Descripción del proyecto
Geometrically or statistically heterogeneous microstructures and high physical contrast are the key to astonishing physical phenomena such as invisibility cloaking with metamaterials or the localization of quantum waves in disordered media. Due to the complex experimental observation of such processes, numerical simulation has very high potential for their understanding and control. However, the underlying mathematical models of random partial differential equations are characterized by a complex interplay of effects on many non-separable or even a continuum of characteristic scales. The attempt to resolve them in a direct numerical simulation easily exceeds today's computing resources by multiple orders of magnitude. The simulation of physical phenomena from multiscale models, hence, requires a new generation of computational multiscale methods that accounts for randomness and disorder in a hierarchical and adaptive fashion.

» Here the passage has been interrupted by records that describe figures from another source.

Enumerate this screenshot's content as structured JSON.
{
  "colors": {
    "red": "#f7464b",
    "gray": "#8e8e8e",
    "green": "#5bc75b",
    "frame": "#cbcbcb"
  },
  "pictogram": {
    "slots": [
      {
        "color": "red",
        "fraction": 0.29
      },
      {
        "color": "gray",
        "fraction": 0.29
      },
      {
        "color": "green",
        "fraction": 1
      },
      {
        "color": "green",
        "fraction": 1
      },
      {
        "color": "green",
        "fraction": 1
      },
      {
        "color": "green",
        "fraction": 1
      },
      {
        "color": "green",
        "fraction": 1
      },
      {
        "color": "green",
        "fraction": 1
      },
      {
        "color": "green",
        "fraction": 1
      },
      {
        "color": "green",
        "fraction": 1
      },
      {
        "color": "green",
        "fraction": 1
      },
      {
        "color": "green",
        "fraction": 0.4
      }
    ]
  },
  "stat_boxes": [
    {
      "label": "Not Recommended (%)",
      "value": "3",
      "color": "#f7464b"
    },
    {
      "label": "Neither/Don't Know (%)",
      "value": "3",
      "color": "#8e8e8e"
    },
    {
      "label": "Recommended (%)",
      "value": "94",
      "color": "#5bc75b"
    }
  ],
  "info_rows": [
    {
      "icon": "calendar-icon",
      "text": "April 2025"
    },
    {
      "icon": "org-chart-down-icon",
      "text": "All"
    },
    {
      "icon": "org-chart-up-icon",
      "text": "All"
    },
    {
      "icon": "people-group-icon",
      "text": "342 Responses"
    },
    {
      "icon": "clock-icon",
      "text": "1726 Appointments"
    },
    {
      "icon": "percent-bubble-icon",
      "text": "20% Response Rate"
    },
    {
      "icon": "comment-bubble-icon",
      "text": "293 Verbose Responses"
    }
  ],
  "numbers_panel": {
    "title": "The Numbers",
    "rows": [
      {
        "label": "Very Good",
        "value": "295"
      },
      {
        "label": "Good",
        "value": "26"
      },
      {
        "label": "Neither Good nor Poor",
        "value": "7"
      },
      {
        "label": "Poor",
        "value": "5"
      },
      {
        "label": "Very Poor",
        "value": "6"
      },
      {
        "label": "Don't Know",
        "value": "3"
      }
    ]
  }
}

This proposal concerns the design and numerical analysis of such methods. The main goals are connected to fundamental mathematical and algorithmic challenges at the intersection of multiscale modeling and simulation, uncertainty quantification and computational physics:
(A) Numerical stochastic homogenization beyond stationarity and ergodicity,
(B) Uncertainty quantification in truly high-dimensional parameter space,
(C) Computational multiscale scattering in random heterogeneous media,
(D) Numerical prediction of Anderson localization and quantum phase transitions.
These objectives base upon recent breakthroughs of deterministic numerical homogenization beyond periodicity and scale separation and its deep links to seemingly unrelated theories ranging all the way from domain decomposition to information games and their Bayesian interpretation. It is this surprising nexus of classical and probabilistic numerics that clears the way to the envisioned new computational paradigm for multiscale problems at randomness and disorder.